By Rosemary Ponnekanti
Posted on South Sound Magazine
It’s a tall order to write a piece of music to pair with Beethoven’s Ninth Symphony. But that’s exactly the order Symphony Tacomadirector Sarah Ioannides made of composer Hannah Lash for the season finale last weekend — and Lash filled the request with music both fresh and timeless.
Commissioning new work has become part of the Tacoma orchestra’s identity since Ioannides, a British conductor hailed as one of the best on Lebrecht’s “Women Conductors: The Power List,” took the helm nearly five years ago.
On Saturday night in the Pantages Theater, however, the music was not only new, but quietly turned the historic male composer archetype on its head. Lash isn’t just a woman, she’s also a professional harpist — an instrument traditionally dominated by women, and the polar opposite to Beethoven’s blustery, piano-percussive modality.
Lash also lives in the 21stcentury and is both acutely aware of our very contemporary challenges (an infinity of light-speed information, a post-post-modern worldview) and has the vision to rise above them.

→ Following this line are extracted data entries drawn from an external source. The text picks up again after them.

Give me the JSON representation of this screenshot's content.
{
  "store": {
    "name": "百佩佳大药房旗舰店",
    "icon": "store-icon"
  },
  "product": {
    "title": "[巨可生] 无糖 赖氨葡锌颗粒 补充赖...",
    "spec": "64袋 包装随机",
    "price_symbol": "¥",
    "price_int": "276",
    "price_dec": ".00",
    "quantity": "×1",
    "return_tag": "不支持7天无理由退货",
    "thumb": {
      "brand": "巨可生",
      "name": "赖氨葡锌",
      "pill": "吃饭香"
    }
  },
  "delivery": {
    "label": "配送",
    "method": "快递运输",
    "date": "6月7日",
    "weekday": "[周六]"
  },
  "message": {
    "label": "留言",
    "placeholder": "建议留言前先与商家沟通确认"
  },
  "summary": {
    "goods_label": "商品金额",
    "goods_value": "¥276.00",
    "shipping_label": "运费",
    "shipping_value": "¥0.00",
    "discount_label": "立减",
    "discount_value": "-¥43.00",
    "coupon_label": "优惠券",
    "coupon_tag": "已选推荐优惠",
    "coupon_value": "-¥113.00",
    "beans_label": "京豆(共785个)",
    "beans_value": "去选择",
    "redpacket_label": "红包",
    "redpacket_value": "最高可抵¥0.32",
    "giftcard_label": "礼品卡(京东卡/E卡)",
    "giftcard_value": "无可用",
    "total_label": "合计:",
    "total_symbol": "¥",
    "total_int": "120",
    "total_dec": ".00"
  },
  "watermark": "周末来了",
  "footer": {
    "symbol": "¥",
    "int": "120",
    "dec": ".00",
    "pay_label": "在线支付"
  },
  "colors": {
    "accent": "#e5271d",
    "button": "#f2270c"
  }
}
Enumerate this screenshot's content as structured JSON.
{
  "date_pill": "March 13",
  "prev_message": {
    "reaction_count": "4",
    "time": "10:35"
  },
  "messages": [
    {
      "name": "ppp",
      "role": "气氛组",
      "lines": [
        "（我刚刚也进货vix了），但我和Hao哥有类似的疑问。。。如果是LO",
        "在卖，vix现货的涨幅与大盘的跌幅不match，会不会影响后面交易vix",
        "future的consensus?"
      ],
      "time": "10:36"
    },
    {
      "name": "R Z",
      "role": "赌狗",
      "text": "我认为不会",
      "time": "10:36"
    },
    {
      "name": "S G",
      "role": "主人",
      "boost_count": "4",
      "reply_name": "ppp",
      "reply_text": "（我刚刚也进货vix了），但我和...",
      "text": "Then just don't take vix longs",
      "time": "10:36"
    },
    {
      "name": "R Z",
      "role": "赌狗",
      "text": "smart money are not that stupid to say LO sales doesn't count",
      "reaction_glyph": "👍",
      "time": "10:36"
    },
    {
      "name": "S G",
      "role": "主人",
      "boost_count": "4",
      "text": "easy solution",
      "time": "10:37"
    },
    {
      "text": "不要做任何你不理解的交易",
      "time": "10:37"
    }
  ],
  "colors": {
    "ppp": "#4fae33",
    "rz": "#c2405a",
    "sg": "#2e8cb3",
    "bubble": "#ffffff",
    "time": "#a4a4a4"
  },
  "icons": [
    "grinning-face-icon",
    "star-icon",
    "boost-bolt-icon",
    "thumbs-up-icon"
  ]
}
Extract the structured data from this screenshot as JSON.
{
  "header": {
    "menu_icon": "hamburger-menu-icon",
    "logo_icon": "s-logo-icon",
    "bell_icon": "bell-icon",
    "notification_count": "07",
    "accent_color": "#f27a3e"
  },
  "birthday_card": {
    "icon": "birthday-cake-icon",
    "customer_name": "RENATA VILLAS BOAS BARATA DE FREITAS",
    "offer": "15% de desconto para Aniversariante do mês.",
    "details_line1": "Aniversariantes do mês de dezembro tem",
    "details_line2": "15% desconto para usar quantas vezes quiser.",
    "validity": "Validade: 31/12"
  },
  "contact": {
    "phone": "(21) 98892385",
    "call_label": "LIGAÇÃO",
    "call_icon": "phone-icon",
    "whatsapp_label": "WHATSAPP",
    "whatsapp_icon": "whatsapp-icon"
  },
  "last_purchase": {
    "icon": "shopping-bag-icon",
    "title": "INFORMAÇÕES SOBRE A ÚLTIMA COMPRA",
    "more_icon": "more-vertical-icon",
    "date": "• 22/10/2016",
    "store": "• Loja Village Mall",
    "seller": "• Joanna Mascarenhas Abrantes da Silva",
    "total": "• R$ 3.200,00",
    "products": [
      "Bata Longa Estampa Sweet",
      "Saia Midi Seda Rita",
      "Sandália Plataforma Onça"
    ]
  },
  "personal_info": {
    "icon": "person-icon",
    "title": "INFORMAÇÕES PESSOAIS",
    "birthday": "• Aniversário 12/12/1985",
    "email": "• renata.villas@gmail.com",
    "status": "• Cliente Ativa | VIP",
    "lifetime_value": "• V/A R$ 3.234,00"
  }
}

Yet to speak to Beethoven’s mammoth, iconic Ninth is still daunting. All of this, then, was in play when the upper strings began a delicate waterfall of cascading dotted notes in the world premiere opening of Lash’s “In Hopes of Finding the Sun.”
With quiet revolution, Lash took Beethoven’s own dotted-note violin lines and turned them backwards: the original short upbeat, long downbeat was now reversed into something more lacy, legato and endless. Building the texture with marching timpani, ominous brass and diffident woodwinds, Lash plays with a tonality that’s part neo-Romantic English, part early-American dissonance, with a delightfully minor ambiguity that’s perfect for our point in time.
Over all this came the choir: Symphony Tacoma Chorus, sounding occasionally messy and fragile but mostly solid in their post-modern bursts of chordal recitative that prefigured that famous cello/bass and baritone solo in the final movement of Beethoven’s Ninth.
The biggest downside was the chorus articulation, too weak to convey Lash’s beautiful poetry. A haiku-like summary of the fire motif in Schiller’s “Ode to Joy”, it describes the ineffable joy of soaring, dancing and being consumed by a burning sun – at once a metaphor of life, death and unity with the universe.
After 20 minutes of this ethereal, intriguing emotion, Beethoven’s fierce declamations came as the kind of shock they probably were to his 1824 audience. Yet Lash’s voice enabled us to listen for the lighter, more complex moments in the Beethoven — a woman finding the feminine (and the harpist) in this most masculine of artistic hierarchies: classical music.
Symphony Tacoma, under Ioannides’ assured baton, rose to Beethoven’s sun with energy, passion and a full, rich sound that filled the sold-out theater. In the first movement, firm brass chords resonated against the renovated theater’s new shell, violins crisp and timpani exciting, with Ioannides guiding the music like a ship’s captain over stormy waves.
The Molto vivacewas just that, fast and light, the lacy airiness of the triplets interrupted by stomping timpani like a giant among elves. Legato strings, a precise bassoon and expressive oboe led to an ending with flair.
The third movement is a love song, and Ioannides made it flow rather than funereal with long, arching phrases and the triplet section as intimate as a slow waltz. The 5thhorn solo was particularly poignant, sounding as if played offstage.
And then, of course, the finale that everybody waits for: sonorous cello/bass recitative, thoughtful phrases, wistful violins, triumphant brass. Ioannides wove through the tempo changes with precision and grace, and the orchestra followed flawlessly.
The quartet of soloists made a perfect balance of voices: Baritone Charles Robert Stephens warm and personable, tenor Ross Hauck brilliant, mezzo Melissa Plagemann and soprano Kristin Vogel glittery as sunlight on top.
Symphony Tacoma Chorus filled the hall with a dynamic, strong sound, and as the notes flew to their shining destinations, it was as if every question in Hannah Lash’s piece had been answered.